Lily Love Peacock
de Fred Bernard

Casterman, collection Ecritures, 2006

 

 

Un auteur complet

Cela commence dans un paysage bucolique et paisible où, en voix off, on entend la narratrice. Puis on se rapproche et l’on voit Lily et Rubis sous la pluie, sous un arbre, dans une voiture décapotée. Elles attendent le beau temps mais décident finalement de continuer leur route mouillée. Elles croisent un camion et c’est l’accident ! Toute la vie leur revient « aussi clairement qu’une pluie d’étoiles filantes dans le désert. » Retour en arrière vers la vie de Lily Love Peacock. Lily est belle, grande, brune, elle fait la moue à la une des magazines de mode du monde entier, prend l’air de dédain qu’affichent les mannequins, allez savoir pourquoi ! Lily parcourt le monde, va d’avion en avion, de rencontres éphémères en copines déracinées. Lily est seule et elle s’ennuie, gosse de riche en mal de vivre. A New York, elle rencontre une shampouineuse qui porte un alien tatoué sur l’épaule gauche, Rubis Rachmaninov, avec laquelle elle se lie d’une vraie amitié qui lui tient chaud, la faire rire et lui donne envie de vivre mieux. Rubis a un vrai appétit de vie, elle est drôle, énergique, et elle ne mâche pas ses mots quand il s’agit de porter sur notre monde un regard aiguisé. Rubis aime la musique, joue de la guitare. Lily aime chanter et chante bien. Ces deux-là étaient faites pour se rencontrer. La vie de Lily change, devient plus belle, plus réelle ; elle se confie à Rubis, lui raconte son enfance africaine au Kenya, son père qui y dirigeait un parc protégé, sa grand-mère, Jeanne Picquigny, ses amis africains… Avec Rubis, elle part à la rencontre de sa famille qu’elle avait perdue de vue. Avec Rubis toujours et ses copains musiciens, elle donne des concerts et fait un disque…

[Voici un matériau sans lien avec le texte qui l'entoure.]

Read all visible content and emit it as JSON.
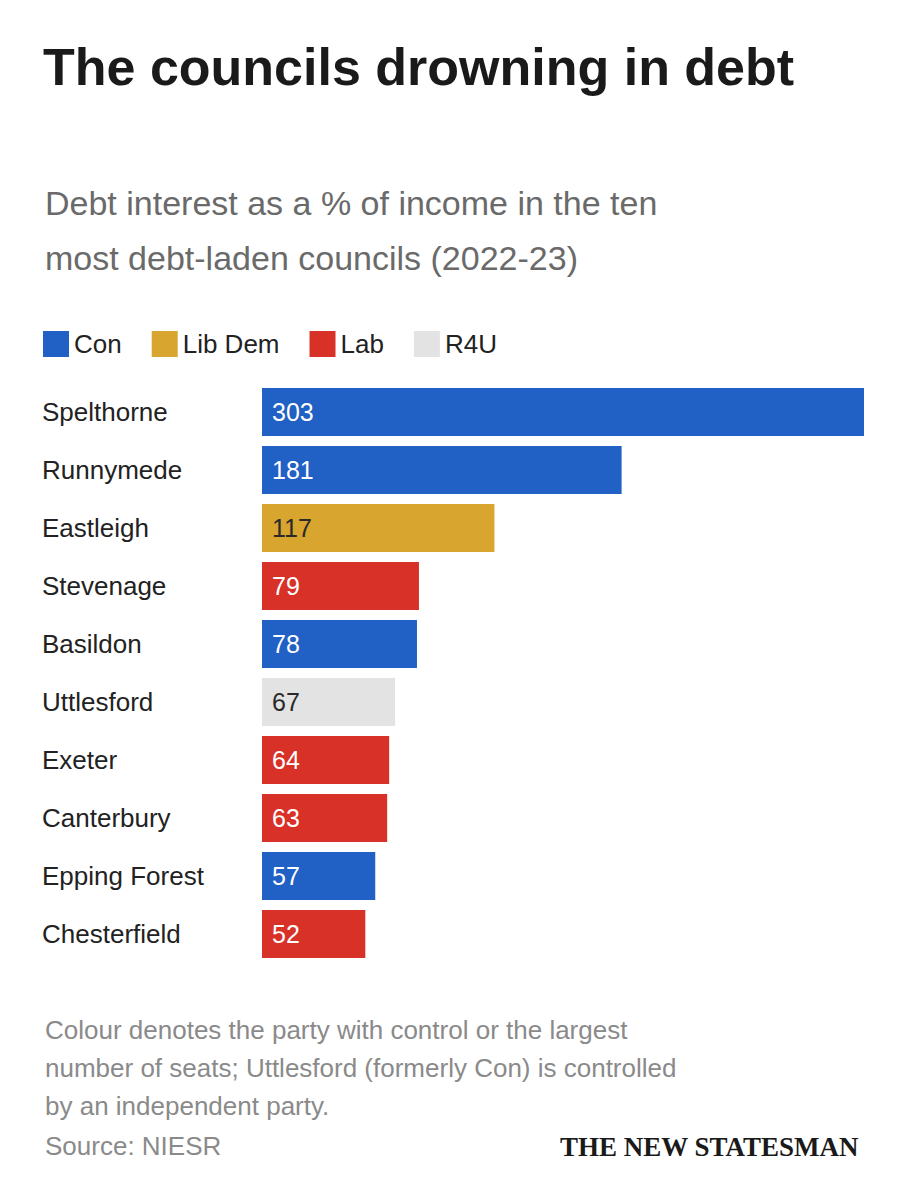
{
  "chart_data": {
    "type": "bar",
    "orientation": "horizontal",
    "title": "The councils drowning in debt",
    "subtitle": "Debt interest as a % of income in the ten most debt-laden councils (2022-23)",
    "categories": [
      "Spelthorne",
      "Runnymede",
      "Eastleigh",
      "Stevenage",
      "Basildon",
      "Uttlesford",
      "Exeter",
      "Canterbury",
      "Epping Forest",
      "Chesterfield"
    ],
    "series": [
      {
        "name": "Con",
        "color": "#2160c4",
        "values": [
          303,
          181,
          null,
          null,
          78,
          null,
          null,
          null,
          57,
          null
        ]
      },
      {
        "name": "Lib Dem",
        "color": "#d8a52e",
        "values": [
          null,
          null,
          117,
          null,
          null,
          null,
          null,
          null,
          null,
          null
        ]
      },
      {
        "name": "Lab",
        "color": "#d83128",
        "values": [
          null,
          null,
          null,
          79,
          null,
          null,
          64,
          63,
          null,
          52
        ]
      },
      {
        "name": "R4U",
        "color": "#e3e3e3",
        "values": [
          null,
          null,
          null,
          null,
          null,
          67,
          null,
          null,
          null,
          null
        ]
      }
    ],
    "stacked": true,
    "xlim": [
      0,
      303
    ],
    "tick_labels": "y",
    "grid": false,
    "legend": "top-left",
    "data_labels": true,
    "note": "Colour denotes the party with control or the largest number of seats; Uttlesford (formerly Con) is controlled by an independent party.",
    "source": "Source: NIESR",
    "logo": "THE NEW STATESMAN"
  }
}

Les deux autres albums de Fred Bernard sont parus au Seuil, La Tendresse du crocodile (2003) et L’Ivresse du poulpe (2004). Le premier raconte l’histoire de Jeanne Picquigny, la grand-mère de Lily ! La toute première histoire de Jeanne avait elle-même fait l’objet d’un album dessiné par Roca et publié chez Albin Michel en 2001, Jeanne et le Mokélé.

Fred Bernard, que l’on connaissait surtout à travers les histoires qu’il écrit dans de beaux albums dessinés par son complice François Roca, signe son troisième album de bande dessinée. Il s’affirme donc comme un auteur complet qui excelle à dire l’indicible et les sentiments enfouis, qui sait montrer, suggérer avec une évidente simplicité et beaucoup de justesse et de pudeur à la fois. Son dessin est efficace, simple, direct et très personnel. On le reconnaît sans hésitation. Il est au service d’une narration fluide, aux enchaînements impeccables. Il alterne des scènes intimes, douces ou dramatiques, où le jeu des regards et le langage des corps jouent à plein, avec de grandes planches aux décors urbains ou africains qui permettent au lecteur de respirer et de prendre du champ. Le récit à la première personne est scandé par des textes de chansons, où figurent des lieux et des dates, qui donnent des repères aux lecteurs en suivant Lily dans ses périples et dans sa quête d’autre chose. On prend infiniment de plaisir à lire cet album très réussi, où il y a de la vie, de la joie et du désespoir parfois, où l’on entend sans cesse comme une espèce de petite musique nostalgique très envoûtante, qui est celle que chacun pourrait entendre s’il s’écoutait et se retournait parfois sur sa vie. C’est aussi sans doute ce sentiment de familiarité qui accroche !

Catherine Gentile
(décembre 2006)

Catherine Gentile est documentaliste, formatrice en littérature jeunesse, présidente de l'Association du Festival du Livre de jeunesse et de bande dessinée de la ville de Cherbourg-Octeville et auteur de Bulles en stock (Bibliographie sélective et commentée de bandes dessinées, ed. Cedis, 1999) ; elle a aussi chroniqué littérature de jeunesse et bande dessinée dans la revue Inter CDI pendant plus de quinze ans.